Negotiators at Boeing Co. BA-N and its largest union are due to resume talks over a labour contract on Tuesday, as the plane maker seeks to bring a swift end to a strike that is costing the indebted company an estimated US$100-million a day.

More than 30,000 Boeing factory workers in the Seattle area went on strike on Friday after overwhelmingly rejecting their first full contract offer in 16 years, which included a 25-per-cent pay increase spread over four years but removed an annual performance bonus.

The top negotiators at Boeing and the International Association of Machinists and Aerospace Workers (IAM) will meet with federal mediators in Seattle on Tuesday for preliminary talks, a person familiar with the process said.

Boeing and union negotiators are not expected to discuss details of a new offer at the meeting, which is more about setting out the rules of future talks, another source with knowledge of the mediation said.

The sources declined to be identified because they were not authorized to speak to media. Boeing and IAM declined to comment.

A prolonged strike could cost Boeing several billion dollars, fraying the plane maker’s already strained finances and threatening a downgrade of its credit rating, analysts say.

Boeing said on Monday it was freezing hiring and weighing furloughs as it seeks to cut costs to limit the impact of the strike and rein in its debt, which stands at around US$60-billion.

The strike is halting production of Boeing’s strong-selling 737 Max jets, along with its 777 and 767 wide-body aircraft, delaying deliveries to airlines.

Michael O’Leary, chief executive officer of Boeing customer Ryan Air, said on Tuesday he thinks an agreement will be reached in the next three or four weeks. “But that means three or four weeks of delay of our aircraft deliveries,” Mr.
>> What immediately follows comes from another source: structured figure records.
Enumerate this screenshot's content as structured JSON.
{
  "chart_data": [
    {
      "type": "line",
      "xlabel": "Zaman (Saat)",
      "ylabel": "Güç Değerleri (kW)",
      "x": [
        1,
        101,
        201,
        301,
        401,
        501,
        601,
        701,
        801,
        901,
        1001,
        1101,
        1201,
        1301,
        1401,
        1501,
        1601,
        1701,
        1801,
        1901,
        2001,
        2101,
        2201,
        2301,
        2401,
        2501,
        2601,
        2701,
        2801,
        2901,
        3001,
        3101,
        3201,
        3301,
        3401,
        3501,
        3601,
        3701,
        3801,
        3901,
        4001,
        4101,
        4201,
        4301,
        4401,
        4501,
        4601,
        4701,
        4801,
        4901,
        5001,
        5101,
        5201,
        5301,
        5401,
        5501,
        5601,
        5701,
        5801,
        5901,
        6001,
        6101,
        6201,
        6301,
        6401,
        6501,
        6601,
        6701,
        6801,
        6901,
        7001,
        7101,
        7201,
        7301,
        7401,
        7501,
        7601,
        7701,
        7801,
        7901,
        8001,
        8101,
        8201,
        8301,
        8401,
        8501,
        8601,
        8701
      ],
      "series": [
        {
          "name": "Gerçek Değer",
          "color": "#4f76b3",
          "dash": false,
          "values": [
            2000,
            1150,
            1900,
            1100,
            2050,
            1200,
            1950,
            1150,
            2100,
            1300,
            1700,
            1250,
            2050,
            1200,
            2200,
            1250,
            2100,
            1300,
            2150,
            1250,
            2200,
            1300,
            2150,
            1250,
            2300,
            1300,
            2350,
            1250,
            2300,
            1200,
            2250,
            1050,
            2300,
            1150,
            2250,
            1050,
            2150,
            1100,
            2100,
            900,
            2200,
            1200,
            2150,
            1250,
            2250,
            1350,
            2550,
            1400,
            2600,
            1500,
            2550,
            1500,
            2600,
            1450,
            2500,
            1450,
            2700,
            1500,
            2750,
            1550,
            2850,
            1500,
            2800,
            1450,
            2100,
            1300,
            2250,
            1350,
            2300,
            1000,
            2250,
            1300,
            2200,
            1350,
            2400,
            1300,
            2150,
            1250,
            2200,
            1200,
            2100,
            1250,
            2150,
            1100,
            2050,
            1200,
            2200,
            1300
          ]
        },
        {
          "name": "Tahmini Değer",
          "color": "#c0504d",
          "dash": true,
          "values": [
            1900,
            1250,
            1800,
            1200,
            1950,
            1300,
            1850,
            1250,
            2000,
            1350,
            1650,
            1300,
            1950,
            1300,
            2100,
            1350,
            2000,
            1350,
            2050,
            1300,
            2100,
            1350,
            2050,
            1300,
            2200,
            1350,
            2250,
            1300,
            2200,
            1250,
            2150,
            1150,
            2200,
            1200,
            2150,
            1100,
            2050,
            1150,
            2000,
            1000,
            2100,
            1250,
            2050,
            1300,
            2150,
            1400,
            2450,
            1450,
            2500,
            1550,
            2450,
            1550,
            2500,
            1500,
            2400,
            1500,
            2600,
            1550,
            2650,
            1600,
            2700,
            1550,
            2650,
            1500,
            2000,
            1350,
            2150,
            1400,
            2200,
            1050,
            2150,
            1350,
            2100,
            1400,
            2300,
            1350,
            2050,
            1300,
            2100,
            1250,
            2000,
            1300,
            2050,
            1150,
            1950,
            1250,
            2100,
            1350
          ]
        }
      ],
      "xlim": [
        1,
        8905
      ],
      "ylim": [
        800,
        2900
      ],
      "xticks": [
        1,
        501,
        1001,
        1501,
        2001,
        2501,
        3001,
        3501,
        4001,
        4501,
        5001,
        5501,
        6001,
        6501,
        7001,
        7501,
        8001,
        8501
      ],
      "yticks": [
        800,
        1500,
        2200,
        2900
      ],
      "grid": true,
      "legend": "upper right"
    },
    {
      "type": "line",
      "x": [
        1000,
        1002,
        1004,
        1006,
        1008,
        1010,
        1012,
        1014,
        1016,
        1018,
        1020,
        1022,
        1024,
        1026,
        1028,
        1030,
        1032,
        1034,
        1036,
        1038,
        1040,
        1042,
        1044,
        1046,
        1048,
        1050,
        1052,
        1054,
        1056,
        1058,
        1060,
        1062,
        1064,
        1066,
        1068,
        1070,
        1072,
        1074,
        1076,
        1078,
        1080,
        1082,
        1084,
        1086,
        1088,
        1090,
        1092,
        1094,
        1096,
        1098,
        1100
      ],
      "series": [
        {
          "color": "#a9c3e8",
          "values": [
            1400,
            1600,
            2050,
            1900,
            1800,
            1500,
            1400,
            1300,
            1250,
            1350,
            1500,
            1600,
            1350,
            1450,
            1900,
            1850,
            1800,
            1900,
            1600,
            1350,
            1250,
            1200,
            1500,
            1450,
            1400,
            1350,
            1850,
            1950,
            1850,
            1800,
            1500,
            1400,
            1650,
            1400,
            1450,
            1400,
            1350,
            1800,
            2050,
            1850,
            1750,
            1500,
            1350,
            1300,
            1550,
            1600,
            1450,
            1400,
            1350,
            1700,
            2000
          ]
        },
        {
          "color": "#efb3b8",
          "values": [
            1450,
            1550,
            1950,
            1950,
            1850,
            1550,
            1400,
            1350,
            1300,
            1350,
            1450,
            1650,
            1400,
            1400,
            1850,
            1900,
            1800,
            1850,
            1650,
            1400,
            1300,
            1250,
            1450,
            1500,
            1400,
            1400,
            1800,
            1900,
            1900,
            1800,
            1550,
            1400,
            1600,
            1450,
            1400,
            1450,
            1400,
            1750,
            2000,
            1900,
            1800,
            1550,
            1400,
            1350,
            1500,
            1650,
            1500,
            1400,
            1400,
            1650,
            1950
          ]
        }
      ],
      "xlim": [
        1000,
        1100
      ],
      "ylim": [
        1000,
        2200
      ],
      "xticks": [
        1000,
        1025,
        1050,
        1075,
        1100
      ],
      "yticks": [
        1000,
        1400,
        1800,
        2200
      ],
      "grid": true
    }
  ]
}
O’Leary said in an interview, adding that some planes expected during the last quarter might slip into early 2025.

Union members manning picket lines outside Boeing factories in Seattle expressed little sympathy for the company’s financial plight, with many saying they were anticipating a protracted negotiating period and a weeks-long strike.
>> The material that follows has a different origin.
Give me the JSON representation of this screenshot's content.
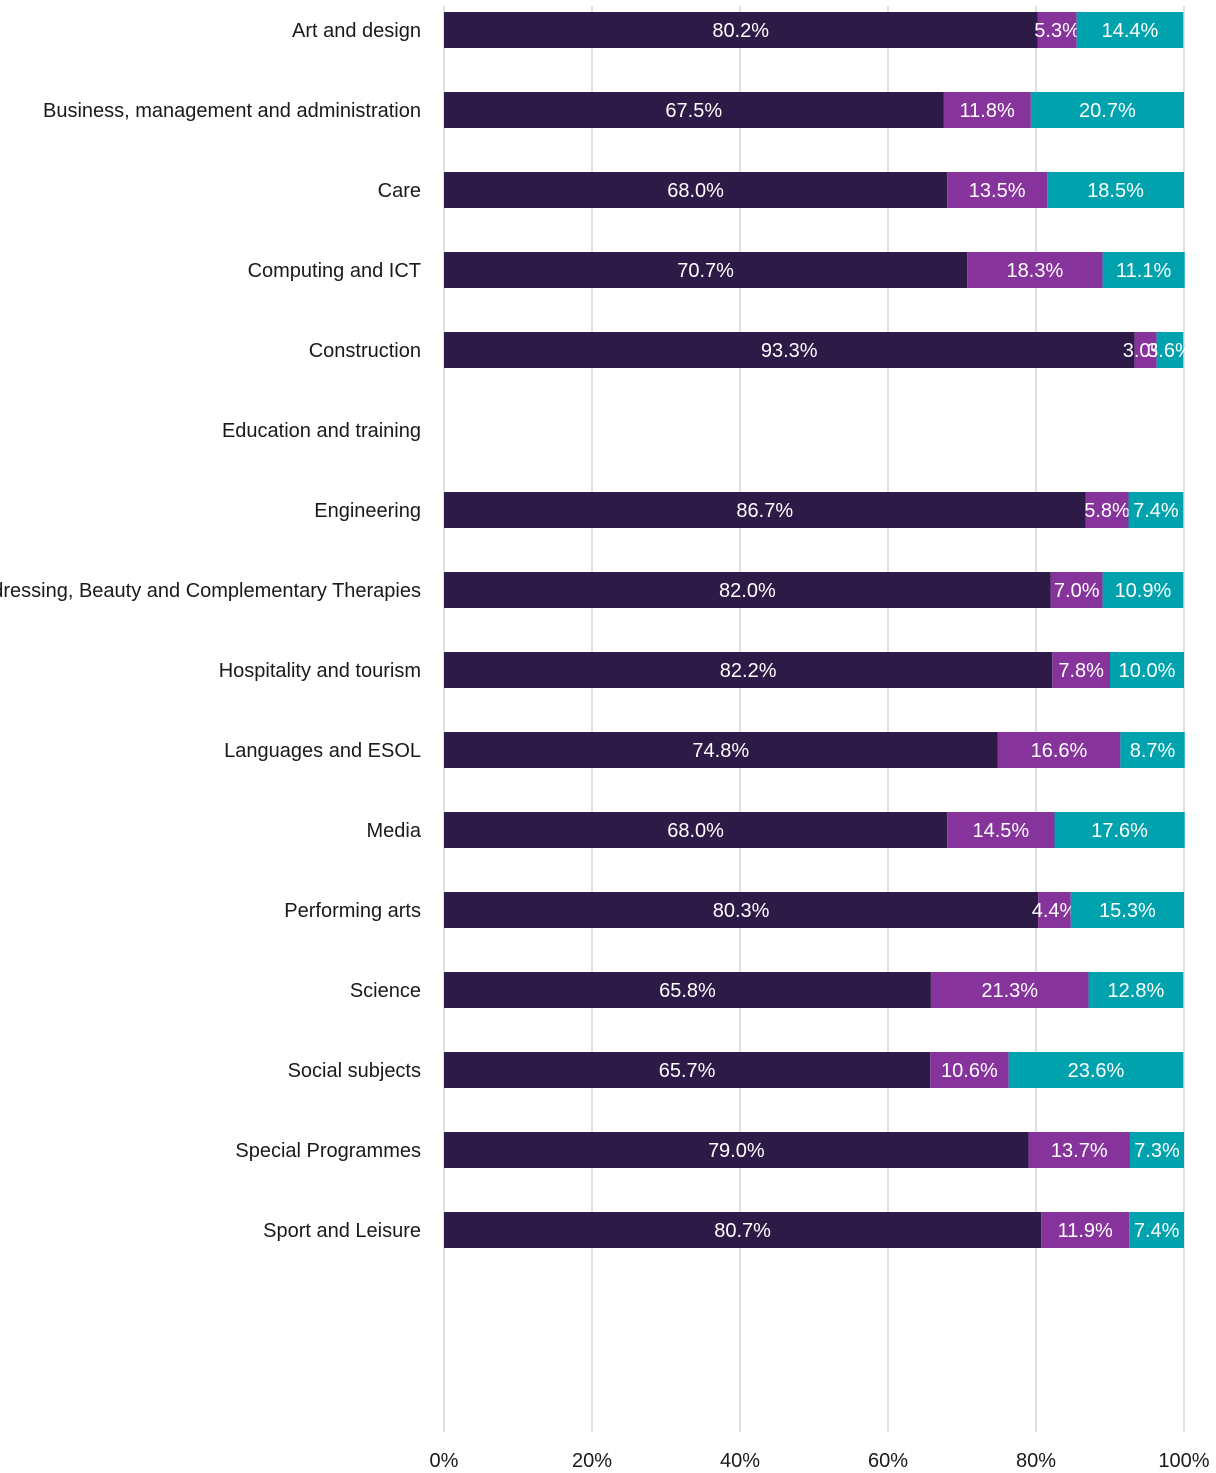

“It makes me a little happy to see that they’re showing the first signs of struggling because I don’t think they care about their workers at all,” said Martin Klyavkov, 20, who works building wings for the 737 Max.

“Boeing is going to get desperate one of these days and cave.”
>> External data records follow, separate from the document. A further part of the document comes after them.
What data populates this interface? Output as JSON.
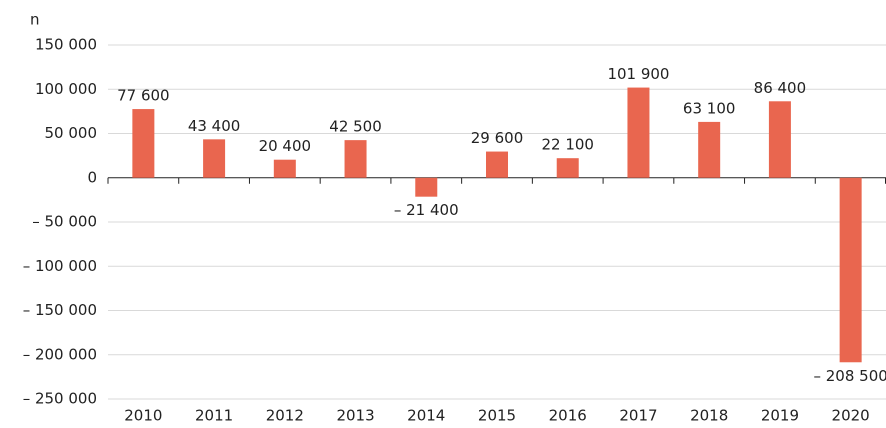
{
  "chart_data": {
    "type": "bar",
    "y_axis_label": "n",
    "categories": [
      "2010",
      "2011",
      "2012",
      "2013",
      "2014",
      "2015",
      "2016",
      "2017",
      "2018",
      "2019",
      "2020"
    ],
    "values": [
      77600,
      43400,
      20400,
      42500,
      -21400,
      29600,
      22100,
      101900,
      63100,
      86400,
      -208500
    ],
    "value_labels": [
      "77 600",
      "43 400",
      "20 400",
      "42 500",
      "– 21 400",
      "29 600",
      "22 100",
      "101 900",
      "63 100",
      "86 400",
      "– 208 500"
    ],
    "color": "#e9664f",
    "ylim": [
      -250000,
      150000
    ],
    "yticks": [
      {
        "value": 150000,
        "label": "150 000"
      },
      {
        "value": 100000,
        "label": "100 000"
      },
      {
        "value": 50000,
        "label": "50 000"
      },
      0,
      {
        "value": -50000,
        "label": "– 50 000"
      },
      {
        "value": -100000,
        "label": "– 100 000"
      },
      {
        "value": -150000,
        "label": "– 150 000"
      },
      {
        "value": -200000,
        "label": "– 200 000"
      },
      {
        "value": -250000,
        "label": "– 250 000"
      }
    ],
    "grid": true
  }
}
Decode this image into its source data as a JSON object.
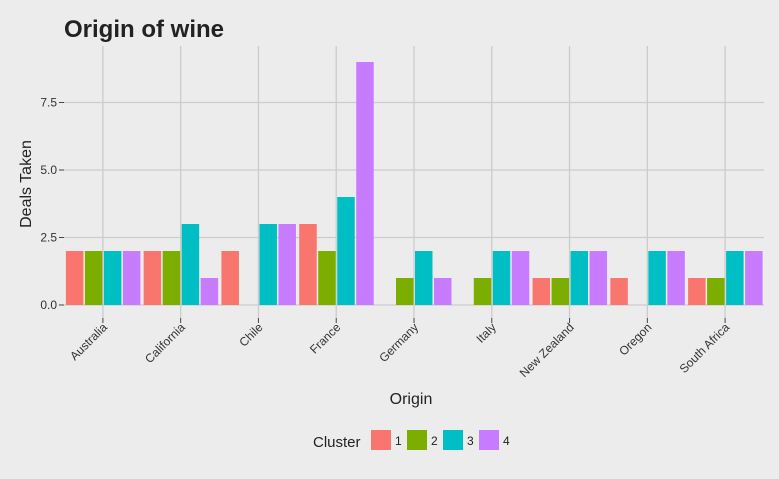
{
  "chart_data": {
    "type": "bar",
    "title": "Origin of wine",
    "xlabel": "Origin",
    "ylabel": "Deals Taken",
    "categories": [
      "Australia",
      "California",
      "Chile",
      "France",
      "Germany",
      "Italy",
      "New Zealand",
      "Oregon",
      "South Africa"
    ],
    "series": [
      {
        "name": "1",
        "values": [
          2,
          2,
          2,
          3,
          0,
          0,
          1,
          1,
          1
        ]
      },
      {
        "name": "2",
        "values": [
          2,
          2,
          0,
          2,
          1,
          1,
          1,
          0,
          1
        ]
      },
      {
        "name": "3",
        "values": [
          2,
          3,
          3,
          4,
          2,
          2,
          2,
          2,
          2
        ]
      },
      {
        "name": "4",
        "values": [
          2,
          1,
          3,
          9,
          1,
          2,
          2,
          2,
          2
        ]
      }
    ],
    "yticks": [
      "0.0",
      "2.5",
      "5.0",
      "7.5"
    ],
    "ylim": [
      0,
      9
    ],
    "grid": true,
    "legend": {
      "title": "Cluster",
      "placement": "bottom"
    },
    "colors": {
      "series": [
        "#F8766D",
        "#7CAE00",
        "#00BFC4",
        "#C77CFF"
      ],
      "panel": "#ececec",
      "grid": "#cccccc"
    }
  }
}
Mr. Klyavkov and several other young Boeing workers told Reuters they were getting part-time jobs as food delivery drivers to supplement the $250 a week the union will pay them during a strike, starting in the third week.

Boeing and union leaders miscalculated during their initial negotiations, announcing an agreement over a tentative contract that more than 94 per cent of IAM workers later rejected. The union originally had asked for a 40-per-cent hike.

Analysts expect it will take time to rebuild trust and bring another deal to workers who are venting frustration built up over a decade of stagnant wages and rising living costs.

Equity research firm Melius Research found median employee compensation for the aerospace and defence firms it monitors grew 12 per cent between 2018 and 2023, while at Boeing it fell 6 per cent.

“I think it’ll be a while before they get an agreement,” said Bill George, former Medtronic PLC chief executive and executive fellow at Harvard Business School.

“The compensation may rise to the point where it’s not competitive for Boeing but that might be the lesser of a couple of evils in terms of a long strike.”